Mr Mwangi boasts of having branded major offices in Nyeri town, including the regional offices of the Kenya Revenue Authority, regional audit office, county children’s department offices, the Women Enterprise Fund offices among others.

His friends refer to him as a humble and a kind man but he describes himself as a hustler whose struggles in life have given him the guts to make hard decisions.

But behind his success story lies a past that Mr Mwangi is yet to heal from. He was brought up in a poverty stricken family.

“My father was ever drunk. Every morning, illicit brewers used to compete against each other to bring home 10-15 litres of matinga — a local brew,” Mr Mwangi told Money.

And as fate would have it, his father died when he was in Form Two at Jumbi High School, in Mathioya, Murang’a County.

This forced him to drop out of school but luckily five months later, his mother and his uncle enrolled him at a local day secondary school.

After writing his Form Four exams in 2003, the entrepreneurial bug bit him as he hit the road running, selling vegetables at Makuyu market, in Murang’a, where he saved enough to enrol for Certified Public Accountant (CPA) course at KCA University in Nairobi.

HAWKING BANANAS

But during his stay at Mathare, in Nairobi, he turned into hawking bananas. He also tried his hand in touting.

“Life was tough, at some point my banana hawking business stopped fetching me enough to survive. Becoming a tout was the only option I could think of,” he said.

Being a short man amongst his peers, however, Mr Mwangi was harassed quite often until he thought of going back home.

“I did not finish my CPA classes. The allure for making money was stronger than my desire to complete the course,” he said.

Luckily, a few months after going back to his vegetables business, he got an offer to teach accounts and two years later, Equity Bank hired him as a credit officer only to quit the job after five years.

“I started selling branded t-shirts each at Sh500 and within a short time, I set up a shop in Nyeri town,” said Mr Mwangi.

After a while the idea of expanding my business hit me but I was lacking something, a cutting plotter machine.

“By then, I had one child. A relative asked me what I needed to establish a bigger enterprise. I narrated to him how I badly needed the cutting plotter machine. That marked the beginning of my success story,” he added.

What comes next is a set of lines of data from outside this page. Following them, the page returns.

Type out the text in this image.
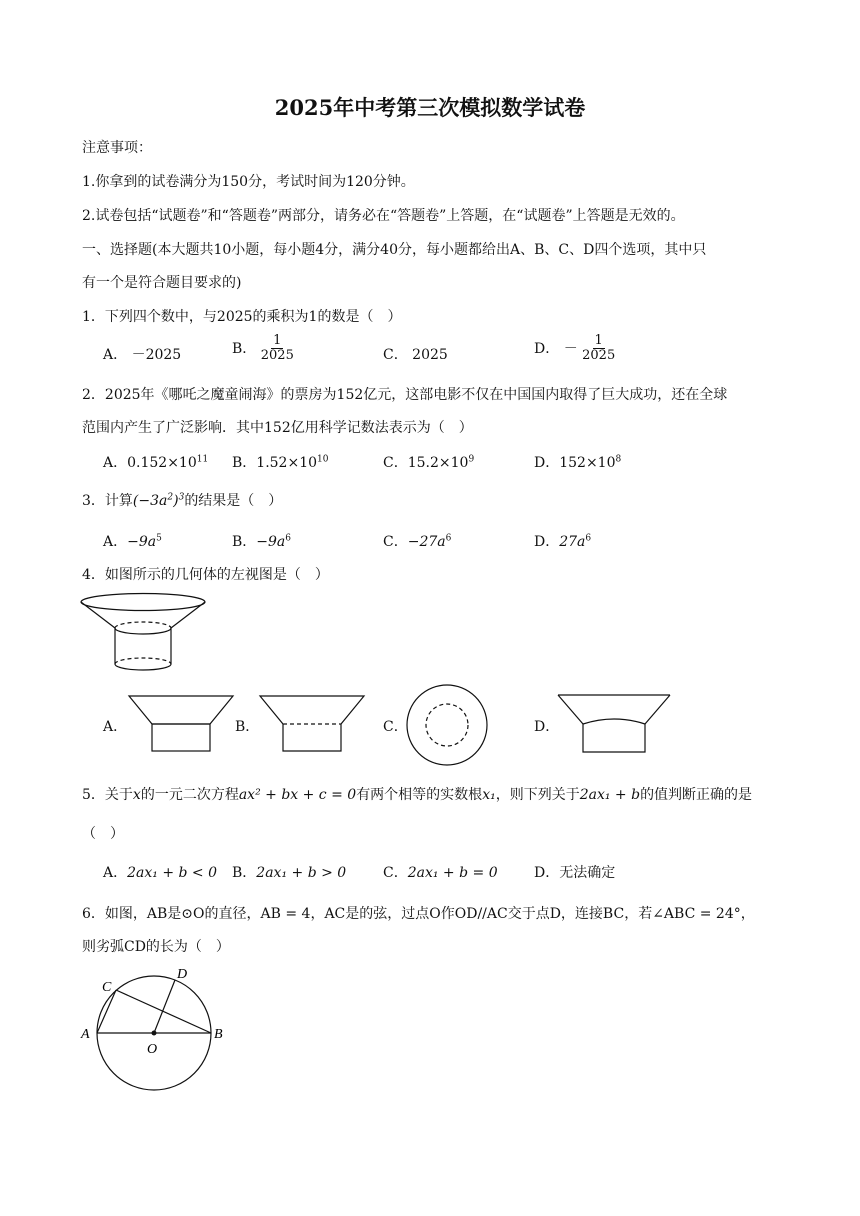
2025年中考第三次模拟数学试卷
注意事项：
1.你拿到的试卷满分为150分，考试时间为120分钟。
2.试卷包括“试题卷”和“答题卷”两部分，请务必在“答题卷”上答题，在“试题卷”上答题是无效的。
一、选择题(本大题共10小题，每小题4分，满分40分，每小题都给出A、B、C、D四个选项，其中只
有一个是符合题目要求的)
1．下列四个数中，与2025的乘积为1的数是（　）
A． －2025	B． $\frac{1}{2025}$	C． 2025	D． － $\frac{1}{2025}$
2．2025年《哪吒之魔童闹海》的票房为152亿元，这部电影不仅在中国国内取得了巨大成功，还在全球
范围内产生了广泛影响．其中152亿用科学记数法表示为（　）
A．$0.152\times 10^{11}$ B．$1.52\times 10^{10}$	C．$15.2\times 10^9$	D．$152\times 10^8$
3．计算$(-3a^2)^3$的结果是（　）
A．$-9a^5$	B．$-9a^6$	C．$-27a^6$	D．$27a^6$
4．如图所示的几何体的左视图是（　）
A．	B．	C．	D．
5．关于x的一元二次方程ax² + bx + c = 0有两个相等的实数根x₁，则下列关于2ax₁ + b的值判断正确的是
（　）
A．2ax₁ + b < 0 B．2ax₁ + b > 0	C．2ax₁ + b = 0	D．无法确定
6．如图，AB是⊙O的直径，AB = 4，AC是的弦，过点O作OD//AC交于点D，连接BC，若∠ABC = 24°，
则劣弧CD的长为（　）
A	B
C
D
O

Mr Mwangi says he does not take alcohol owing to the emotional scar that his late father left engraved in him when he was about to be initiated into adulthood.

MAKING CHARCOAL
“My father could not raise enough money to cater for my circumcision since all his cash were spent on his drinking spree. I decided to cater for my circumcision fee by making charcoal from one of my father’s avocado trees without his consent,” said Mr Mwangi.

The tree produced 16 bags of charcoal which Mr Mwangi sold at Sh400 each.

Mr Mwangi, who terms his earnings as modest, has played the role of a father to his three siblings and says his best moments in life are when he trains a fellow youth on how to brand.

“Two of my siblings are already employed while our last born is pursuing a degree in engineering,” said Mr Mwangi.

Mr Mwangi advises young people not to give up in their quest for a better life.